The Navy and Lockheed Martin are planning to demonstrate a beyond-the-horizon anti-ship missile detection and defense technology using an F-35 Joint Strike Fighter.
The system, referred to as Naval Integrated Fire Control-Counter Air, or NIFC-CA, uses Aegis radar, an airborne sensor and SM-6 missile to find, track and destroy approaching threats such as cruise missiles at ranges well beyond the typical radar horizon, Navy officials said.
Alongside Aegis radar and an SM-6 missile, NIFC-CA uses an E-2D Hawkeye aircraft as an airborne sensor to help relay threat information to the ship from beyond its normal radar range.
Lockheed is working closely with Naval Sea Systems Command, or NAVSEA, to plan a NIFC-CA demonstration at White Sands Missile Range, N.M., sometime this year or next year, a Lockheed executive said.
“We are looking at alternative airborne sensors,” the executive said.
The idea with a demonstration, sources indicate, would be to use the F-35 as an airborne relay node or sensor in place of the E-2D Hawkeye. This could allow NIFC-CA to operate against an increasingly complex set of targets such as stealthy targets, the Lockheed executive explained.

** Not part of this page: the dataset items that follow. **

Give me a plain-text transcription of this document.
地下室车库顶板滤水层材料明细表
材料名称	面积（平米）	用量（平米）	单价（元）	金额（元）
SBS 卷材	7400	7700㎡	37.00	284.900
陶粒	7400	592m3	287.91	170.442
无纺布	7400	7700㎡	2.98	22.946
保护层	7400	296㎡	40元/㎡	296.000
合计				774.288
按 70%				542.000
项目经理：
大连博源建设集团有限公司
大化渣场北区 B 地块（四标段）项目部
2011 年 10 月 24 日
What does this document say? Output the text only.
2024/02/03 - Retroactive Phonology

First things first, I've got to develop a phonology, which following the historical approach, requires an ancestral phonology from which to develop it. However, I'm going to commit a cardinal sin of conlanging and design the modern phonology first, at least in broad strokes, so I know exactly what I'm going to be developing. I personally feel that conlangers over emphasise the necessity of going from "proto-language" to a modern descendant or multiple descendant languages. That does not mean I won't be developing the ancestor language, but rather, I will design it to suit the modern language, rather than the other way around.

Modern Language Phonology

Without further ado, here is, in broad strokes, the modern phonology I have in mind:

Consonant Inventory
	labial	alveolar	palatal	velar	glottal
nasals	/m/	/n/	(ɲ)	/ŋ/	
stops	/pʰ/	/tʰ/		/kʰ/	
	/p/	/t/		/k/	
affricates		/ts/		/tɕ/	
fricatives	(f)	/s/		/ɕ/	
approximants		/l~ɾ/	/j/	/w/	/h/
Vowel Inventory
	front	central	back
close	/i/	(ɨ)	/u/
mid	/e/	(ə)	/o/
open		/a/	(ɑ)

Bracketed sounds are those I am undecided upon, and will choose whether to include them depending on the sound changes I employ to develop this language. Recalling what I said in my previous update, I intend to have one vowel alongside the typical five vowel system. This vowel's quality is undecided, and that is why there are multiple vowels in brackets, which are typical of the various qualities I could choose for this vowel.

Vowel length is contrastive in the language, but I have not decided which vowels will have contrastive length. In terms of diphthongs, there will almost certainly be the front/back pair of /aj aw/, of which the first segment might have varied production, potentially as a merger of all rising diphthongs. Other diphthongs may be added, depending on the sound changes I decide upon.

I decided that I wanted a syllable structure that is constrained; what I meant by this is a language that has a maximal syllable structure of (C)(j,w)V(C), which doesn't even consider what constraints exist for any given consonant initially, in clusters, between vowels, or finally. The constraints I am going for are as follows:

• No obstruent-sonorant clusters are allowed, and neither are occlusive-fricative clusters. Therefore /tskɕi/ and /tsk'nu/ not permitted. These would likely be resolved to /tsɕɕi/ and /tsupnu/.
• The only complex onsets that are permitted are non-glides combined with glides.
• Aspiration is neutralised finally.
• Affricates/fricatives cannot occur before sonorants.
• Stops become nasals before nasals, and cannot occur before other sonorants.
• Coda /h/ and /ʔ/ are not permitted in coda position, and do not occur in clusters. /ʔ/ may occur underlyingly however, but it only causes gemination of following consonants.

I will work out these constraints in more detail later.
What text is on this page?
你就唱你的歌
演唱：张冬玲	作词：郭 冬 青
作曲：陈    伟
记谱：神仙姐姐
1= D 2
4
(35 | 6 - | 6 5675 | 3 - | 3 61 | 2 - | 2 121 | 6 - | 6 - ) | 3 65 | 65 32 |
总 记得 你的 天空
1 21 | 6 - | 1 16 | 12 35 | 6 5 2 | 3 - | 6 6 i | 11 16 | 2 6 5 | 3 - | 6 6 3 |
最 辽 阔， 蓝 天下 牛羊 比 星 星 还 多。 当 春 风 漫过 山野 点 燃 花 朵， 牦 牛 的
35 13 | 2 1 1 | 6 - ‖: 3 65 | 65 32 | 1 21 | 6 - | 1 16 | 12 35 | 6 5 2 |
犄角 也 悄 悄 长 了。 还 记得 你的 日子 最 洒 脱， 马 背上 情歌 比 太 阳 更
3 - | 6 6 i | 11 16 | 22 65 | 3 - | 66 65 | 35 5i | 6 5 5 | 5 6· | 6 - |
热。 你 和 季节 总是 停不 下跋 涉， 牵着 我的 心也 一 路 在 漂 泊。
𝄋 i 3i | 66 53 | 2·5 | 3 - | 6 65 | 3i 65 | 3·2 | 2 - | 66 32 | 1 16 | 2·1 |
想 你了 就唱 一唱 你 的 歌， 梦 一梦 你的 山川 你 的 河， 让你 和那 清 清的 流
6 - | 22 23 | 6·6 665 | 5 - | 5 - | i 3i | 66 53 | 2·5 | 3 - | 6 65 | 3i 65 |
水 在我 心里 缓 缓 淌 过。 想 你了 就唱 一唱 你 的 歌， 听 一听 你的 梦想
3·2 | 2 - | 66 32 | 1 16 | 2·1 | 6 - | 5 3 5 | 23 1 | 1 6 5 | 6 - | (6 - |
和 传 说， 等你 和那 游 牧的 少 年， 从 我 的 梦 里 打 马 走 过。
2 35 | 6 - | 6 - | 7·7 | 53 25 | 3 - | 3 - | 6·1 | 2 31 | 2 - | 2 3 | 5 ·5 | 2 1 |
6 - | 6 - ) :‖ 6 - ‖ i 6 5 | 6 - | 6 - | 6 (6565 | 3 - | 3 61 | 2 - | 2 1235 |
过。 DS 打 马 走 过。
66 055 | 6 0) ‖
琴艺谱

Sensors on the F-35 include the Active Electronically Scanned Array, or AESA, radar as well as a system called Distributed Aperture System, or DAS, which combines input from as many as six different electro-optical cameras on the aircraft. The aircraft also draws upon a technology called Electro-optical Targeting System, or EOTS, which helps identify and pinpoint targets. EOTS, which does both air-to-air and air-to-ground targeting, is able to combine forward-looking infrared and infrared search and track technology.

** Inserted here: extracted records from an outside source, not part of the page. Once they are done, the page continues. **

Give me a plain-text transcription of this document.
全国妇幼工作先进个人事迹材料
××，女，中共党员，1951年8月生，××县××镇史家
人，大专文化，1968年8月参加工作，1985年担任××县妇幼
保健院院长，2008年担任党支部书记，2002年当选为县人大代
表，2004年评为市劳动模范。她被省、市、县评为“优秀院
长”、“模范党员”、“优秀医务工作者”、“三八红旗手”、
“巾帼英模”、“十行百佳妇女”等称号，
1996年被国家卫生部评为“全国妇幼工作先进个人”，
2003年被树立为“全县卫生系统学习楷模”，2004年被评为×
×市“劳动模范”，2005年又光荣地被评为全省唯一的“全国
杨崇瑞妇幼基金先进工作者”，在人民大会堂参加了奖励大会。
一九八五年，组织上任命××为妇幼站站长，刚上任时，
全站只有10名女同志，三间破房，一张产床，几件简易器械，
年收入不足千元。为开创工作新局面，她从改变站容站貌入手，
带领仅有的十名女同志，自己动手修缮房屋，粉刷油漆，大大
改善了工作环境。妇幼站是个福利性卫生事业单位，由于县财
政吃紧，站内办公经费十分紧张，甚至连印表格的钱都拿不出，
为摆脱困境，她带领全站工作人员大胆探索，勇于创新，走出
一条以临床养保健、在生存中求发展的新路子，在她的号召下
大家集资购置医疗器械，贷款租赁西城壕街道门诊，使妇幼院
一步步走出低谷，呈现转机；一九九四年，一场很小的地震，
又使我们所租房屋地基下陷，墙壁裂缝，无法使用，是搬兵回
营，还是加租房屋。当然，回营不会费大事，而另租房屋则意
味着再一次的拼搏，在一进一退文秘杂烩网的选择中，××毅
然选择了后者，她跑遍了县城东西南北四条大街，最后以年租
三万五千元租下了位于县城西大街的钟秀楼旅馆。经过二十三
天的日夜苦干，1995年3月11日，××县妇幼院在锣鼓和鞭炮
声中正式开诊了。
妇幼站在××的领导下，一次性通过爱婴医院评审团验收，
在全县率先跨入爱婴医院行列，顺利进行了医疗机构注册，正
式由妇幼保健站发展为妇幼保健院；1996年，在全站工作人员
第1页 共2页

NIFC-CA is a technology which could alter the strategic calculus for both offensive and defensive warfighting scenarios; it is the kind of system which could have implications regarding what the Pentagon likes to call anti-access/area-denial or A2/AD – the strategy through which potential adversaries seek to use long-range weapons such as anti-ship guided missiles to deny U.S. forces the ability to operate in strategically important areas. For instance, long-range, land-launched cruise missiles could make it more difficult for Navy ships to approach certain coastal waterways.
However, if there were a NIFC-CA-enabled ability to identify and destroy approaching threats at much further distances beyond the horizon – that could greatly impact where U.S. forces such as Navy ships and carrier groups could safely operate.
Alongside this defensive role, NIFC-CA technology can bring offensive firepower capability to Navy ships as well, allowing them to attack targets at much greater ranges. For example, the SM-6 uses both active and semi-active guidance technology, giving it the ability to discriminate and destroy targets at ranges beyond-the-horizon. NIFC-CA could potentially be used for long range offensive strikes against a range of enemy targets to include things such as aircraft, unmanned systems, ships, vehicles and buildings.
The NIFCA-CA is slated to deploy later this year with Navy forces in 2015 as part of the Teddy Roosevelt battle group, so this cruise missile defense technology will be protecting the fleet soon.
NIFC-CA is part of the Navy’s upgraded Aegis ballistic missile defense system called Baseline 9, which is being engineered into destroyers now under construction such as DDG 113 through DDG 118. Baseline 9 is already engineered onto a handful of platforms including the USS John Paul Jones, a destroyer– and two cruisers, the USS Chancellorsville and the USS Normandy.